Here is what Starr said, staring a hole right through me:

"That's nuts. You have to have a great team to be successful, but you also have to have great leadership. That's the quarterback."

Then came maybe the highlight of the 25 Super Bowls I've covered, writing this that night of the rest of my exchange with Starr.

"And the leader has to contribute," he says, pausing before this monumental moment, and, as if to further enunciate his very next words, he begins poking me in the chest – Bart Starr, poking _me_ in the chest – while saying, "And (poke) he (poke) did (poke).

"So you have to pay your respects to him."

And now think it's only fair to pay my respects with a shot out to him.

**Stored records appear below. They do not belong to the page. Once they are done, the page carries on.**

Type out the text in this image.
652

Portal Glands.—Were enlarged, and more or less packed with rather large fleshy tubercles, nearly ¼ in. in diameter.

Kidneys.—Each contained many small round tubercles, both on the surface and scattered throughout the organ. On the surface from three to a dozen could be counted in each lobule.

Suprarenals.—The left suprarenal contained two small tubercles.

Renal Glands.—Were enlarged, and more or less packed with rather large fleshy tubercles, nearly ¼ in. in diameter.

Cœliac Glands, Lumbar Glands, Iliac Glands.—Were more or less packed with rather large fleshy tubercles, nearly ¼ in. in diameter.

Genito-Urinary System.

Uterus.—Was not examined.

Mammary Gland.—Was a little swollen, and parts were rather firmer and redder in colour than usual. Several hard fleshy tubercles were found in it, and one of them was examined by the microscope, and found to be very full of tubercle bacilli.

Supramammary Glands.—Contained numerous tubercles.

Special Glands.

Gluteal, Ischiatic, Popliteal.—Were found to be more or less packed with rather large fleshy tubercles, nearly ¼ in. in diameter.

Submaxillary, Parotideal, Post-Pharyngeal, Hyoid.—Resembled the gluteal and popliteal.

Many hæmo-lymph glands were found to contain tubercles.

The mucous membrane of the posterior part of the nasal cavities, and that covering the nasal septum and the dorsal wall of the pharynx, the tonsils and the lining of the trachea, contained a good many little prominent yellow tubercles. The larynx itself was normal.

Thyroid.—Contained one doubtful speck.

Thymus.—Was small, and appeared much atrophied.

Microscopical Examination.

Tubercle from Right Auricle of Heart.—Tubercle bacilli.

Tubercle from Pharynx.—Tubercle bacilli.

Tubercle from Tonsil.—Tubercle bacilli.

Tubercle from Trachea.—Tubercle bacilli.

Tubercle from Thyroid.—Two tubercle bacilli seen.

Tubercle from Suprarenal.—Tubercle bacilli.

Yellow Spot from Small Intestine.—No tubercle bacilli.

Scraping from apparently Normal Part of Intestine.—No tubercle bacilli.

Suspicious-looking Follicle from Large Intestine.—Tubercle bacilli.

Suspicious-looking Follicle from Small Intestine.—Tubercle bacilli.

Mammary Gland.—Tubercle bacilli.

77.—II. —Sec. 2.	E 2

  • Witt's Return: Even though Cowboys former/new tight end Jason Witten is given off these Wednesday OTA workouts, the only ones we get to witness, he still is the same ol' Witt, turning to the crowd around his locker saying, "Good to see you guys again." Good to see him right where he belongs, where he feels at home, in the locker room and not in a broadcast booth. This Cowboys tight end position seems to be in good hands, and can see the maturation of the position's two heirs, Dalton Shultz and Blake Jarwin. They've been really good in these non-pad workouts. And as for Witten, and for those seemingly questioning the Cowboys re-signing their 16th-year veteran, he knows his place after a year removed from the game, saying, "I don't see myself playing every snap." Neither does this coaching staff.
  • Down Goes Frazier: That's Kavon Frazier, the Cowboys safety having his knee scoped to repair some torn meniscus he suffered during these OTA workouts. If this were the regular season I'm told he might've been able to return in a couple of weeks. But since the start of training camp still is 57 days away, the training staff will shut him down until then.
  • Kicking Tires: Always good to have some semblance of competition this time of year, and one reason why the Cowboys signed Kasey Redfern, listed as a punter. But Wednesday he showed he is a place-kicker, too. During special team drills, he drilled all five of his field-goal attempts and then, with the first and second teams participating in play-it-out sessions, the offense needing at least a field goal to tie the score in the final 1:24, the first-year kicker with two seconds left made his 38-yard attempt and then on a fourth-and-1with no timeouts left with the second offense, nailed a 53-yarder. Guess we should pay attention since this time last year we basically ignored backup kicker Brett Maher, only for him to win the job over Dan Bailey.
  • Couple Observations: Maybe it's just on Wednesdays, but the for the second straight Wednesday OTA, the QB rotation remained the same – Dak Prescott, Mike White and Cooper Rush … New offensive coordinator Kellen Moore had the offense working on some four-receiver sets Wednesday, a few with those bunch formations that are becoming more popular these days … Told you last week how versatile slot receiver Randall Cobb could be moved around the formation. Well, Wednesday there were times he initially lined up in the backfield with Ezekiel Elliott, then reset into the slot. Nice look … Offensive line went back to normal with Cameron Fleming available this week. Fleming was at left tackle during Tyron Smith's off day and starting left guard Connor Williams moved back inside to his normal spot after playing a little tackle out of necessity last week.
  • Last Shots: Gotta love Moore, when asked about how he is trying to solve the Cowboys' red-zone struggles of last season, after saying, "Simply execute," I'm sure he disappointed those looking for some fancy solution when he said, "Got to run the football." Hear that … When talking about the quarterback guidance he can receive from the likes of Moore, QB coach Jon Kitna and head coach Jason Garrett, all former NFL quarterbacks, Dak called them, "A special trio." … And speaking of shots, during the outdoor, country-setting wedding ceremony this weekend for Tony Avezzano, son of late Cowboys special teams coach Joe Avezzano, who passed away seven years ago, distant gunshots could be heard, prompting the celebrant to point out, "But this is not a _shot_gun wedding."

Coach Joe would have been all smiles.